In the chapter "Karl Marx: Poet of Commodities", Wilson provides a fantastic explanation and simplification of Marxist economic thought:
"The capitalist system was based on private property andso was inevitably competitive. The aim of every manufaturer was always to undersell the rest, sothat there would be a contunyal stimulus to more efficient methods of production. But the more efficient an industry became - the fast the machiens were able to do the work and the fewer people were needed to tend them - the more people would be thrown out of jobs and the more would wages be reduced. That is, the more the commodities produced, the fewer the people who would be able to buy them. In order to get rid of his goods under these continually tightening conditions, the manufacturer would have to undercut his competitors, and that would mean further reduction of wages and still more efficient machinery, consequently again in the long run, fewer people able to buy what he was making. This situation had already produced a jam and a depression about every ten years; and the only way for the manufacturer to get a reprieve from the vicious cycle was to find new foreign markets for his prodcuts - an escape which would not save him in the long run" (pg. 313).
Back to the topic of the Jews. Wilson's comparison between the marginlization of the Jews in Europe and the marginalization of the proletariat is instructive.
"...proletarian children, as Engels had said, were not aware that they were unfortunate or unhappy because they had never known anything else; whereas the Jews, though their outlook had been narrow, had been accustomed to intellectual traning" (pg. 314).
This may actually explain the attractiveness of socialism to European Jewry and the presence of Jews, like Trotsky and Zinoviev, at the forefront of the Marxist struggle. For, of the proletarian Wilson writes:
"The men who employed him had an interest in keeping him ignortant. By vertue of his very position, he was deprived of the things that would enable him to rise to a higher status. The mediaeval dissabilities of the Jew were in the nature of a mere national accident; the disabilities of the proletarian were disabilities indissoluble from his class" (pg. 314).

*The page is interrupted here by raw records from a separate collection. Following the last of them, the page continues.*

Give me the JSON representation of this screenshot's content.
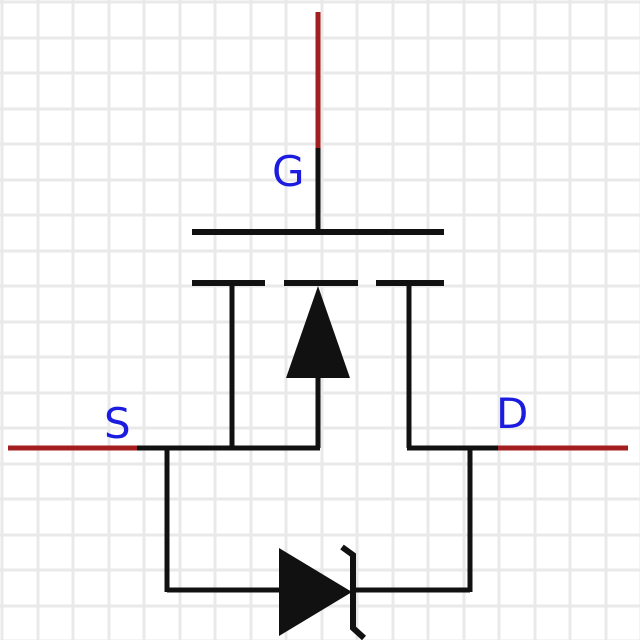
{
  "diagram": {
    "pins": {
      "gate": {
        "label": "G"
      },
      "source": {
        "label": "S"
      },
      "drain": {
        "label": "D"
      }
    },
    "colors": {
      "background": "#ffffff",
      "grid": "#e9e9e9",
      "wire": "#111111",
      "lead": "#a31f1f",
      "label": "#1c1ce0"
    }
  }
}
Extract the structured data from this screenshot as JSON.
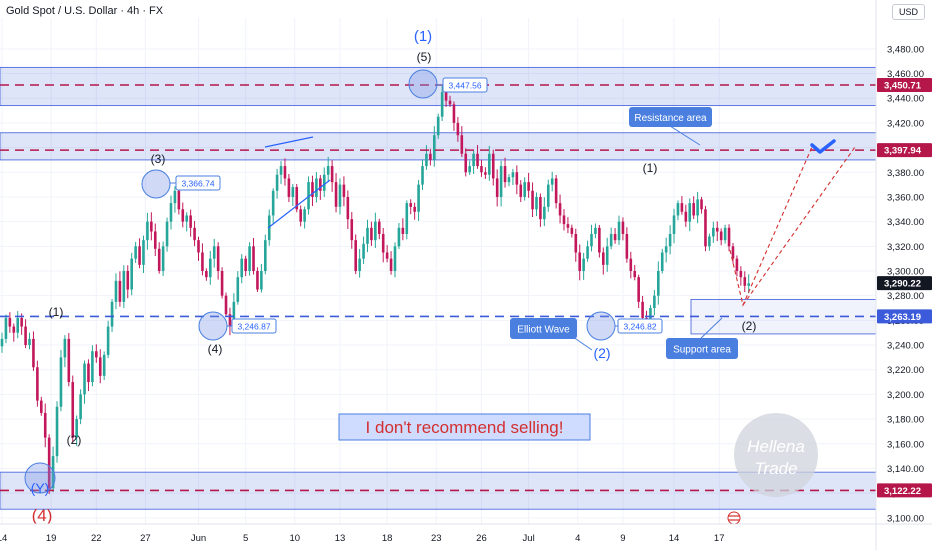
{
  "header": {
    "title": "Gold Spot / U.S. Dollar · 4h · FX",
    "currency_button": "USD"
  },
  "colors": {
    "bull": "#26a69a",
    "bear": "#c2185b",
    "zone_fill": "#3b5bdb",
    "dashed_red": "#b5174b",
    "accent_blue": "#2962ff",
    "label_blue": "#4a7fe0",
    "text_red": "#d32f2f"
  },
  "chart_data": {
    "type": "candlestick",
    "ylim": [
      3095,
      3505
    ],
    "y_ticks": [
      3100,
      3120,
      3140,
      3160,
      3180,
      3200,
      3220,
      3240,
      3260,
      3280,
      3300,
      3320,
      3340,
      3360,
      3380,
      3400,
      3420,
      3440,
      3460,
      3480
    ],
    "y_tick_labels": [
      "3,100.00",
      "3,120.00",
      "3,140.00",
      "3,160.00",
      "3,180.00",
      "3,200.00",
      "3,220.00",
      "3,240.00",
      "3,260.00",
      "3,280.00",
      "3,300.00",
      "3,320.00",
      "3,340.00",
      "3,360.00",
      "3,380.00",
      "3,400.00",
      "3,420.00",
      "3,440.00",
      "3,460.00",
      "3,480.00"
    ],
    "x_labels": [
      "14",
      "19",
      "22",
      "27",
      "Jun",
      "5",
      "10",
      "13",
      "18",
      "23",
      "26",
      "Jul",
      "4",
      "9",
      "14",
      "17"
    ],
    "x_label_index": [
      0,
      12.5,
      24,
      36.5,
      50,
      62,
      74.5,
      86,
      98,
      110.5,
      122,
      134,
      146.5,
      158,
      171,
      182.5
    ],
    "price_labels": [
      {
        "value": 3450.71,
        "text": "3,450.71",
        "color": "#b5174b"
      },
      {
        "value": 3397.94,
        "text": "3,397.94",
        "color": "#b5174b"
      },
      {
        "value": 3290.22,
        "text": "3,290.22",
        "color": "#131722"
      },
      {
        "value": 3263.19,
        "text": "3,263.19",
        "color": "#3b5bdb"
      },
      {
        "value": 3122.22,
        "text": "3,122.22",
        "color": "#b5174b"
      }
    ],
    "zones": [
      {
        "name": "top-resistance-zone",
        "from": 3434,
        "to": 3465
      },
      {
        "name": "resistance-zone",
        "from": 3390,
        "to": 3412
      },
      {
        "name": "bottom-support-zone",
        "from": 3107,
        "to": 3137
      }
    ],
    "support_box": {
      "from": 3249,
      "to": 3277,
      "x_from": 154,
      "x_to": 999
    },
    "dashed_levels": [
      {
        "value": 3450.71,
        "color": "#b5174b"
      },
      {
        "value": 3397.94,
        "color": "#b5174b"
      },
      {
        "value": 3263.19,
        "color": "#3b5bdb"
      },
      {
        "value": 3122.22,
        "color": "#b5174b"
      }
    ],
    "closes": [
      3245,
      3262,
      3255,
      3250,
      3262,
      3255,
      3240,
      3245,
      3222,
      3195,
      3185,
      3165,
      3124,
      3150,
      3190,
      3230,
      3245,
      3210,
      3165,
      3180,
      3200,
      3225,
      3210,
      3235,
      3230,
      3215,
      3232,
      3255,
      3275,
      3292,
      3275,
      3300,
      3285,
      3310,
      3320,
      3305,
      3325,
      3340,
      3332,
      3318,
      3300,
      3320,
      3340,
      3355,
      3365,
      3350,
      3340,
      3345,
      3335,
      3325,
      3315,
      3300,
      3295,
      3310,
      3320,
      3300,
      3280,
      3265,
      3255,
      3275,
      3295,
      3310,
      3300,
      3320,
      3300,
      3285,
      3300,
      3325,
      3345,
      3365,
      3378,
      3385,
      3375,
      3360,
      3368,
      3350,
      3340,
      3350,
      3372,
      3360,
      3375,
      3365,
      3378,
      3385,
      3372,
      3352,
      3370,
      3360,
      3342,
      3325,
      3300,
      3310,
      3322,
      3335,
      3325,
      3340,
      3330,
      3315,
      3310,
      3300,
      3320,
      3335,
      3330,
      3355,
      3352,
      3348,
      3370,
      3385,
      3395,
      3390,
      3410,
      3425,
      3445,
      3438,
      3435,
      3420,
      3410,
      3395,
      3380,
      3385,
      3395,
      3385,
      3380,
      3378,
      3395,
      3375,
      3360,
      3385,
      3372,
      3376,
      3380,
      3370,
      3360,
      3372,
      3365,
      3350,
      3360,
      3342,
      3352,
      3370,
      3375,
      3355,
      3345,
      3338,
      3335,
      3330,
      3315,
      3300,
      3310,
      3320,
      3330,
      3335,
      3315,
      3305,
      3320,
      3330,
      3325,
      3340,
      3330,
      3310,
      3300,
      3295,
      3275,
      3262,
      3255,
      3270,
      3280,
      3300,
      3315,
      3320,
      3330,
      3345,
      3355,
      3348,
      3340,
      3355,
      3345,
      3358,
      3350,
      3320,
      3328,
      3335,
      3332,
      3325,
      3335,
      3320,
      3310,
      3300,
      3295,
      3288,
      3290
    ],
    "annotations": {
      "wave_labels": [
        {
          "name": "wave-4-major-label",
          "text": "(4)"
        },
        {
          "name": "wave-1-minor-label",
          "text": "(1)"
        },
        {
          "name": "wave-2-minor-label",
          "text": "(2)"
        },
        {
          "name": "wave-3-label",
          "text": "(3)"
        },
        {
          "name": "wave-4-label",
          "text": "(4)"
        },
        {
          "name": "wave-1-major-label",
          "text": "(1)"
        },
        {
          "name": "wave-5-label",
          "text": "(5)"
        },
        {
          "name": "wave-1-jul-label",
          "text": "(1)"
        },
        {
          "name": "wave-2-circled-label",
          "text": "(2)"
        },
        {
          "name": "wave-2-target-label",
          "text": "(2)"
        },
        {
          "name": "wave-y-circled-label",
          "text": "(Y)"
        }
      ],
      "price_tags": [
        "3,447.56",
        "3,366.74",
        "3,246.87",
        "3,246.82"
      ],
      "callouts": {
        "resistance": "Resistance area",
        "support": "Support area",
        "elliott": "Elliott Wave"
      },
      "banner_text": "I don't recommend selling!",
      "watermark": [
        "Hellena",
        "Trade"
      ]
    }
  }
}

My favorite part of the book is Wilson's discussion of Lenin. While Wilson certainly glosses over the negative aspects of Lenin's personal life and philosophy, his comments on Lenin's Marxism are definitely worth highlighting.

Lenin's political philsophy, Wilson writes,
"grew out of his intellecutual enmity toward the striving for petty ends, toward out-and-out pragmatism, and toward all that is ideologically without form and theoretically ungeneralized" (pg. 430).
There is also an honest critique of Lenin's authoritarianism.
"[H]e is quite clear about the intellectual inequalities between the intelligentsia and the masses. He quotes in What Is to Be Done? as 'profoundly true and important' a statement by karl Katusky to the effect that the proletariat, left to itself, can never arrive at socialism; socialism must be brought them from above: 'the vehicles of science are not the proletariat but the bourgeois intelligentsia.' And 'our very first and most pressing duty...is to help turn out worker -  revolutionists on the same level in regard to party activity as intellectual revolutionists" (pg. 387).
" 'All power to the Soviets' had never really meant what it said and that it had soon been exchanged by lenin for 'All power to the Bolshevik Party'"(pg. 431).
Though written over seventy years ago, the following phrase shows Lenin to be more relevant to American politics than ever before:
"In What Is to Be Done?, Lenin characterizes Russia as 'a politically enslaved state, in which nine hundred and ninety-nine of the inhabitants have been corrupted to the marrow of their bones by political subservience and by a complete incomprehsension of party honor and party ties'" (pg. 388).
Just switch out Russia for America, and you definitely have a voice that might add something to contemporary political discourse!

These aren't all the passages I want to highlight, but unfortunately I neglected to note every passage of interest in my copy of the book.